Exhibit 99.2
EASTERN GAS TRANSMISSION AND STORAGE, INC.
EXCHANGE OFFER
TO HOLDERS OF ITS
3.600% SENIOR NOTES DUE 2024
3.000% SENIOR NOTES DUE 2029
4.800% SENIOR NOTES DUE 2043
4.600% SENIOR NOTES DUE 2044
3.900% SENIOR NOTES DUE 2049
NOTICE OF GUARANTEED DELIVERY
As set forth in the Prospectus dated , 2022 (the “Prospectus”) of Eastern Gas Transmission and Storage, Inc. (the “Company”) under “The Exchange Offer—How to Tender” and in the Letter of Transmittal (the “Letter of Transmittal”) relating to the offer (the “Exchange Offer”) by the Company to exchange up to $110,883,000 aggregate principal amount of its registered 3.600% Senior Notes due 2024, up to $425,807,000 aggregate principal amount of its registered 3.000% Senior Notes due 2029, up to $345,944,000 aggregate principal amount of its registered 4.800% Senior Notes due 2043, up to $443,678,000 aggregate principal amount of its registered 4.600% Senior Notes due 2044 and up to $273,667,000 aggregate principal amount of its registered 3.900% Senior Notes due 2049 (collectively, the “Exchange Notes”) for all of its outstanding 3.600% Senior Notes due 2024, 3.000% Senior Notes due 2029, 4.800% Senior Notes due 2043, 4.600% Senior Notes due 2044 and 3.900% Senior Notes due 2049, in each case issued and sold in a transaction exempt from registration under the Securities Act of 1933, as amended (collectively, the “Initial Notes”), respectively, this form or one substantially equivalent hereto (a “Notice of Guaranteed Delivery”) must be used to accept the Exchange Offer of the Company if: (i) certificates for the Initial Notes are not immediately available, (ii) time will not permit all required documents to reach the Exchange Agent (as defined below) on or prior to the Expiration Date (as defined in the Prospectus) of the Exchange Offer or (iii) the procedures for book-entry transfer set forth in the Prospectus under the caption “The Exchange Offer—How to Tender” cannot be completed on or prior to the Expiration Date of the Exchange Offer.
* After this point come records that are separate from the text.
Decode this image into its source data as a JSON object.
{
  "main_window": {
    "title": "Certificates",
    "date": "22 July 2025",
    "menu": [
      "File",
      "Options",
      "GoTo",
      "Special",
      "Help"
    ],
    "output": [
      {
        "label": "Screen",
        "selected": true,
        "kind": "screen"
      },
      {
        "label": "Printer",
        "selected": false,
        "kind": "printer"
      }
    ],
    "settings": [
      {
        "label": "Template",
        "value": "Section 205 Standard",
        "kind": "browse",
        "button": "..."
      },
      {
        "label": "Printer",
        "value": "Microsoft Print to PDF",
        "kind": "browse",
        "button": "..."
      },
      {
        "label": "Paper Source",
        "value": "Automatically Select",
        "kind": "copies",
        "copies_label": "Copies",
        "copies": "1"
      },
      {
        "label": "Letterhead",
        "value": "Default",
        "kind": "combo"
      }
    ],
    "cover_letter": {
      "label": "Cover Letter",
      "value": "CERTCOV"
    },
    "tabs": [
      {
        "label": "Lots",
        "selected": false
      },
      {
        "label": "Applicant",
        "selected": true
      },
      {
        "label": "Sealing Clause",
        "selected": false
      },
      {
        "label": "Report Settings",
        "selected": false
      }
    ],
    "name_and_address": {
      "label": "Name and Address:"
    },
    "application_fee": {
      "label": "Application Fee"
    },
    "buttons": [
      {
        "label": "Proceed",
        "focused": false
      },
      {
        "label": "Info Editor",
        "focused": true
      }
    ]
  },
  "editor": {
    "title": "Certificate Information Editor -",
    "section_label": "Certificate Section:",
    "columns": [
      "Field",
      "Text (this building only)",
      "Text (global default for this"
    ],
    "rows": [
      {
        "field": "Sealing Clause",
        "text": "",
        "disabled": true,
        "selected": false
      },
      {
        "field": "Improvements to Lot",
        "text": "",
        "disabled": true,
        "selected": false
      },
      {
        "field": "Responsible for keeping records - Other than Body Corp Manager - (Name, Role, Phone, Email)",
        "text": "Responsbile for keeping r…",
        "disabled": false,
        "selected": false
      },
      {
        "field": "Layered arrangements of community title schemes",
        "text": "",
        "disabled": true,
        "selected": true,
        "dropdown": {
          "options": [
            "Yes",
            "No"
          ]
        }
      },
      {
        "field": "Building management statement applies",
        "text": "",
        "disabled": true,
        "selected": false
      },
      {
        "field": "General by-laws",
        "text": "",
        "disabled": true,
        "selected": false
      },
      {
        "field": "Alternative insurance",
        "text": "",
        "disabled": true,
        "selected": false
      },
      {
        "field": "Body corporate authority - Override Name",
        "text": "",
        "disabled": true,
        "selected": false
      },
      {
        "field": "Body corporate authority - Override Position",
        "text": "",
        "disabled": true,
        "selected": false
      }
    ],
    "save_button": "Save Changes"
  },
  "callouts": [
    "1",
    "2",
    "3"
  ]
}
Such form may be delivered by hand or transmitted by telegram, telex, facsimile transmission, letter or courier to the Exchange Agent.
TO:
THE BANK OF NEW YORK MELLON TRUST COMPANY, N.A.
(the “Exchange Agent”)
By Facsimile:
732-667-9408
Confirm by telephone:
315-414-3034
By Mail, Hand or Courier:
The Bank of New York Mellon Trust Company, N.A,
c/o BNY Mellon
Corporate Trust Department—Reorganization Unit
2001 Bryan Street, 10th Floor
Dallas, Texas 75201
Attn: Tiffany Castor
Email: CT_Reorg_Unit_inquiries@bnymellon.com
DELIVERY OF THIS INSTRUMENT TO AN ADDRESS OTHER THAN AS SET
FORTH ABOVE OR TRANSMITTAL OF THIS INSTRUMENT TO A
FACSIMILE NUMBER OTHER THAN AS SET FORTH ABOVE
DOES NOT CONSTITUTE A VALID DELIVERY.